The capering, tentacled man making that sound suddenly fell silent, and asked in the icy, patrician tones of Pheirauze Summerstar, "What buffoon disturbs my home?"

He whimpered for a moment, and then said in quite a different voice, "Have they fallen yet? Well, see to it, man! See to it!"

And he raised his hands and hurled fire-a raging, white-hot ball that roared across the chamber and crashed into the far wall, sending flames flying about the room. The man sighed.

"Please," he said in infinitely bored tones, examining nails that swiftly grew into talons. "Spare me."

Then he howled like a hound in despair. He set off at a run, cackling and howling by turns, blasting stone walls, steps, and statues around him with golden-green flame. Stone exploded into rubble on all sides as he raged, trying to sing and bark and spit out words all at once.

"I'm rich, sire, and you cannot trouble me anymore!" he called to a mirror that had gathered dust for over a century-before he shattered it with all the fire he could muster.

"Yes," he breathed a moment later, voice hushed but trembling with emotion. "A Summerstar would do this…"

"All I know is," he snarled, interrupting himself with a harsher, deeper voice, "we as wear the Dragon spends all our spare time dyin' for the king, that's all!"

"What gods-accursed plan …?" he asked the empty air as he capered down a hall.

He whirled around. "He made it," he told the passage with quiet fury, "as if we had never been."

"I–I-" he said in anguish, and went to his knees.

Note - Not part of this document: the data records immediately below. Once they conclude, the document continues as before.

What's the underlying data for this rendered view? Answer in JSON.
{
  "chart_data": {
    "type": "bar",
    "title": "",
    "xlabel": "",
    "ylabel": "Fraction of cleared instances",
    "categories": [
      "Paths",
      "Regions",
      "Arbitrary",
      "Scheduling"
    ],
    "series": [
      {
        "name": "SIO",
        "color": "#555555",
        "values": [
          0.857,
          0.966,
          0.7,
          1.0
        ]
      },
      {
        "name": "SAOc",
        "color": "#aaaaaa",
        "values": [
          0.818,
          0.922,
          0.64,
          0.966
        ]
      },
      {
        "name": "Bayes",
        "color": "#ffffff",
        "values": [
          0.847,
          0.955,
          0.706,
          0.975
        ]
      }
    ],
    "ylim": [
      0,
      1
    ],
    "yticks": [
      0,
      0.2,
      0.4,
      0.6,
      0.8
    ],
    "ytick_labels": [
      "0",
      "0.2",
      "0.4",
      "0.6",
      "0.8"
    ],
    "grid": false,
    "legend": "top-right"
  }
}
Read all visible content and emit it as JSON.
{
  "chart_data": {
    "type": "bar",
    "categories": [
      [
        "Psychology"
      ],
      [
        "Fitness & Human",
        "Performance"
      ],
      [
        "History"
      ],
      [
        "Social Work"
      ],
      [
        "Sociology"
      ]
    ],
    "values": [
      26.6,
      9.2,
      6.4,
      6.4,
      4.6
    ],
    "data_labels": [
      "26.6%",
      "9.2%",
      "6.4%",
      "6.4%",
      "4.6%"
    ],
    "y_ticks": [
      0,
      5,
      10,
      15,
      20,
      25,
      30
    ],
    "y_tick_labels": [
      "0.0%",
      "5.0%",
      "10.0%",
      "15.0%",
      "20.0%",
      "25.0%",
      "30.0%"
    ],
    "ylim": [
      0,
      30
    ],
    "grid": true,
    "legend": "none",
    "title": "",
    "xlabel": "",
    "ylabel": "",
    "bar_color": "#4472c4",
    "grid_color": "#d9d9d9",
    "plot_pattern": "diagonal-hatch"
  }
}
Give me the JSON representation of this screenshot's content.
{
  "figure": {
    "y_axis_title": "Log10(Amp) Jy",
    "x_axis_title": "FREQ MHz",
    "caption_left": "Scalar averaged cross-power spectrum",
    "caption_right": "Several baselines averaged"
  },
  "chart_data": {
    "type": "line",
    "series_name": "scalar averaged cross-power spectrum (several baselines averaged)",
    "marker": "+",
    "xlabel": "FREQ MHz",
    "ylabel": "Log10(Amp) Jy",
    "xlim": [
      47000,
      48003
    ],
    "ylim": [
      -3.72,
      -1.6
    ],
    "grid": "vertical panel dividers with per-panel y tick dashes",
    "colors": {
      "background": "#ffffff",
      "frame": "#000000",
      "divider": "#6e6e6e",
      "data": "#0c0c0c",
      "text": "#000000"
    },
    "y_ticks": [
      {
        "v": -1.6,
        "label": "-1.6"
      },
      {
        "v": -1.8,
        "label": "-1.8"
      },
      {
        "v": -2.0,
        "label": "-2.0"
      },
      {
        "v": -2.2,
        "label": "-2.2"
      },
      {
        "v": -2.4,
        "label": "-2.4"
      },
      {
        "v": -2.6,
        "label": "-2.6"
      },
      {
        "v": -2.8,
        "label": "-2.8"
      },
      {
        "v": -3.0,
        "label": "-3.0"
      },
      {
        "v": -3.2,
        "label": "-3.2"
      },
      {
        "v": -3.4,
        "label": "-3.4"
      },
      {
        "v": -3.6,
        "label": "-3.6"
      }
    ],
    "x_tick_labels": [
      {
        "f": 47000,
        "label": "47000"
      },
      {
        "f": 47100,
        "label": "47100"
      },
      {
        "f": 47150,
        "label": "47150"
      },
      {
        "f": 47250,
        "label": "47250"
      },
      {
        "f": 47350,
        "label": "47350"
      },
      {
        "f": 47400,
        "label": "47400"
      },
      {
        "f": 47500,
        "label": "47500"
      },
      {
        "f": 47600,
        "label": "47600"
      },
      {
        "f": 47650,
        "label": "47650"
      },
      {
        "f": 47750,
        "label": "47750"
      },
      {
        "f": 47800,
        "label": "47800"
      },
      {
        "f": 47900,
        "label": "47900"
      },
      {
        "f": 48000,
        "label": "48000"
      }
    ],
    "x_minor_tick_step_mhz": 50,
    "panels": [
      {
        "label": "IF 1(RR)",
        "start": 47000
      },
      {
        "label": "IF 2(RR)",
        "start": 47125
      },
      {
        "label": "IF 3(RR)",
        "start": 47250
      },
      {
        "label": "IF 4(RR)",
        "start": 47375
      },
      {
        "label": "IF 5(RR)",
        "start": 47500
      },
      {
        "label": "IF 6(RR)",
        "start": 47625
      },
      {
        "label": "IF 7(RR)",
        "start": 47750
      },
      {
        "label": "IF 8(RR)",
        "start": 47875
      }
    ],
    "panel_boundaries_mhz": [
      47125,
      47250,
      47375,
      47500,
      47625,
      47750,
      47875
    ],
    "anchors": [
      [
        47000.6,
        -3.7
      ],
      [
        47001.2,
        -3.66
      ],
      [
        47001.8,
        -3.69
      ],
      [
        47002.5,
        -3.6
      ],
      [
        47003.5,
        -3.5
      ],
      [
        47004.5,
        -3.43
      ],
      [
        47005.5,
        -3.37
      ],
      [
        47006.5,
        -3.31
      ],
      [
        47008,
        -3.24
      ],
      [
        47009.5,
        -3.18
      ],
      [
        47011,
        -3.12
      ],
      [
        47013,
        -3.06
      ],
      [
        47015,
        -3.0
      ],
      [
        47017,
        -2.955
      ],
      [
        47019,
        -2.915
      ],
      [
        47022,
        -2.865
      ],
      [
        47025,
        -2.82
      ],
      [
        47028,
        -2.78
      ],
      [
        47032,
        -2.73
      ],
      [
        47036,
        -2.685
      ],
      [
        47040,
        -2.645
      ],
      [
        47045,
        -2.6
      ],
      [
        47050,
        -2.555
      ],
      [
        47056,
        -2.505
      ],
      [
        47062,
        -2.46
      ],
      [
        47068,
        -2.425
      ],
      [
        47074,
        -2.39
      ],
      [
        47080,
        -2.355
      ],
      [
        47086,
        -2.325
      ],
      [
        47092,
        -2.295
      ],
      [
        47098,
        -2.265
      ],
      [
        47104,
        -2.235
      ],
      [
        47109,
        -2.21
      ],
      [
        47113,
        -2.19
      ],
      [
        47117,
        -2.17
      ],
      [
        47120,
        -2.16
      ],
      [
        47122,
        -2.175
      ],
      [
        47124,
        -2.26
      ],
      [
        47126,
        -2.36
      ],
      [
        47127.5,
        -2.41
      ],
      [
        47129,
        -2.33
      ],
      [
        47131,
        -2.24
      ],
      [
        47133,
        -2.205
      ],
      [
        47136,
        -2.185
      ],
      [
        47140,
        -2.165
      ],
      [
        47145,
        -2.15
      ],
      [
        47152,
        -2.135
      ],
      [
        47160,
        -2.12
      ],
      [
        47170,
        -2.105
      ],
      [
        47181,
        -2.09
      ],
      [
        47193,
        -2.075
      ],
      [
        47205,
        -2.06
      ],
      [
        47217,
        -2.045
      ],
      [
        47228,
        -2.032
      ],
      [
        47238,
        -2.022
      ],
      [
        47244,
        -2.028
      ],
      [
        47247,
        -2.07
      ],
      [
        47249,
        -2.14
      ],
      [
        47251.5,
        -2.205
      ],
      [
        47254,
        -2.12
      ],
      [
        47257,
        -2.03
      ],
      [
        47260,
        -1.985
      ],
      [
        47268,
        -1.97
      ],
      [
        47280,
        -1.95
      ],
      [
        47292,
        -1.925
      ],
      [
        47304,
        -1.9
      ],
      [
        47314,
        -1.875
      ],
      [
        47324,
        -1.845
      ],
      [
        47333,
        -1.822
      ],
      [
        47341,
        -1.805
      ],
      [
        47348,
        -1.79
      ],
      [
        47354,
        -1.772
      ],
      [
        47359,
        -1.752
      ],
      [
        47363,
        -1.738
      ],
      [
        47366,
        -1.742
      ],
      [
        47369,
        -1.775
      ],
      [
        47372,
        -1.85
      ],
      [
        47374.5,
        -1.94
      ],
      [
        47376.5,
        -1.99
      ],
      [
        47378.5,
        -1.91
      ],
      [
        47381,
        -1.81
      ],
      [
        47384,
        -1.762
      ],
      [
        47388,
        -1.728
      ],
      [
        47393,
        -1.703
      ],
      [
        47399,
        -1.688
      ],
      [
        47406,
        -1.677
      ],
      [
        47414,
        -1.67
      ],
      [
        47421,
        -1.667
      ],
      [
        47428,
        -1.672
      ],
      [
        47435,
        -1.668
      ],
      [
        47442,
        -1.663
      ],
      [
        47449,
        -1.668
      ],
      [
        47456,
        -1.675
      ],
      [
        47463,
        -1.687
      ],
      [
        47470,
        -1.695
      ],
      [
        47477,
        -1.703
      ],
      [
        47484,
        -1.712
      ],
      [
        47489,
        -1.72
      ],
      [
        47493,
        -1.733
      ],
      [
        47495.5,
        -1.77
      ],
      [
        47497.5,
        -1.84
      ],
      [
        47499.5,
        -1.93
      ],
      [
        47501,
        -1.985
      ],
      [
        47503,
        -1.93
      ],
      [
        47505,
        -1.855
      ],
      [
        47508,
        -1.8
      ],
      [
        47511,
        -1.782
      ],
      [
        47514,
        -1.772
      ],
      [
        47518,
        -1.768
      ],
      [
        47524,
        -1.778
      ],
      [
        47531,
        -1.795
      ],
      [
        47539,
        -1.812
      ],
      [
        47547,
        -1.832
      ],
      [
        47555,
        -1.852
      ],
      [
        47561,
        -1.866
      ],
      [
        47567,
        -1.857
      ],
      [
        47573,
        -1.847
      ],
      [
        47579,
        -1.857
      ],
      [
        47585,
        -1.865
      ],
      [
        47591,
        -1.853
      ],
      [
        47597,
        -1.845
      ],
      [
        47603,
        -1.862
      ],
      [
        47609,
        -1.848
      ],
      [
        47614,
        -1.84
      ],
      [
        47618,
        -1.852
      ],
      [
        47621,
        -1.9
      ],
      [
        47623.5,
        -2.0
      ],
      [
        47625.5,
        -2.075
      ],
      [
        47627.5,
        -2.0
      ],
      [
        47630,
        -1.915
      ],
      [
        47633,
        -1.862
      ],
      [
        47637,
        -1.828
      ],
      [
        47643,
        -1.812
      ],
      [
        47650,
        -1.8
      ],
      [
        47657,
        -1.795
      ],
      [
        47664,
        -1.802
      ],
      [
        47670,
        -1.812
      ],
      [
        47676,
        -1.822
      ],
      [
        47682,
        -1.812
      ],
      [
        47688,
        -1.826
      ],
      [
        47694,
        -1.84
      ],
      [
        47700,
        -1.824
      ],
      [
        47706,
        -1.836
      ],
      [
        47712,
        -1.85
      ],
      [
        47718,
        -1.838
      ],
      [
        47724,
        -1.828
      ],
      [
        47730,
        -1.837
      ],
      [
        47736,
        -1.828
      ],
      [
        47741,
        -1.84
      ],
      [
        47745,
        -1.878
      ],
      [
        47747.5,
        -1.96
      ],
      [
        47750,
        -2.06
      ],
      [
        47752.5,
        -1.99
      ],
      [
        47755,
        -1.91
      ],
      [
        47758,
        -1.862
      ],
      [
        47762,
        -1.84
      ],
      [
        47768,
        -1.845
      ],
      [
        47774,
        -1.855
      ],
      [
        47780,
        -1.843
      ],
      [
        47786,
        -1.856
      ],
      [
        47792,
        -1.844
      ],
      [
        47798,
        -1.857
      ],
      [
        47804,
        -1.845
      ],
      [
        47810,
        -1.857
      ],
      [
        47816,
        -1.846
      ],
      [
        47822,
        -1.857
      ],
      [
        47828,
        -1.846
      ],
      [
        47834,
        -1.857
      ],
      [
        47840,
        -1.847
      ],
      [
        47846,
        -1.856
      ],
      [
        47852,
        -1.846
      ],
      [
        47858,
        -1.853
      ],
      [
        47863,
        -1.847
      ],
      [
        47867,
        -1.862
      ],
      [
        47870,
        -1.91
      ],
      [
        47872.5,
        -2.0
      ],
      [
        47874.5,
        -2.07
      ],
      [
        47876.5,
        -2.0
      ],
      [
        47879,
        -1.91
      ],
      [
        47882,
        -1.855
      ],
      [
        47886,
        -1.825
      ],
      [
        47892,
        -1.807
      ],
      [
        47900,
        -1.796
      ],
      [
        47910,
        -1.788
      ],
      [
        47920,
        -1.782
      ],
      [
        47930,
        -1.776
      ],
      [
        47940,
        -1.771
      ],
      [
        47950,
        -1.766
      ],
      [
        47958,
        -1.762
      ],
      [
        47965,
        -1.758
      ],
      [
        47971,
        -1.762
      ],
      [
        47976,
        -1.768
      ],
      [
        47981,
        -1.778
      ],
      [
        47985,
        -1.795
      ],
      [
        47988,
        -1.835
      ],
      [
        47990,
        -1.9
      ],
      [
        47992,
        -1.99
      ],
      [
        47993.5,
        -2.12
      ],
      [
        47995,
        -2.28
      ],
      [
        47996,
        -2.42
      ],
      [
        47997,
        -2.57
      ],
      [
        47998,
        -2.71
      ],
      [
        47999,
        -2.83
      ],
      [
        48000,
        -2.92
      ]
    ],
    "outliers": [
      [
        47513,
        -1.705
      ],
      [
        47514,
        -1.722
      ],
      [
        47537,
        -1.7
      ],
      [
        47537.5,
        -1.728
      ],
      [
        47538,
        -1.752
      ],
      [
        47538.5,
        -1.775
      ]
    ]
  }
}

His face melted and ran like butter in the sun. He howled with all the strength in his lungs, "Why can't I remember my name?"

That agonized shout echoed down the empty rooms for a long time. "Name, name, name" came faintly back to him, as he held his head in his hands and sobbed.

Or tried to. As he clasped his cheeks, his head melted away from between his cupped hands, and ran down onto the floor, glistening like blood. Though the room was dark, it reflected back a dancing radiance as it flowed across the floor: the flickering shadows of silver flames.

"Take it," Insprin Turnstone told the young noble. "We can worry later if that's mold."

Thalance Summerstar nodded, turned awkwardly with the heap of long, curl-ended bread loaves the wizard had thrust into his hand, and started back on his way. Insprin waved four of the Purple Dragons to follow him and turned back to the dusty corners of the pantry.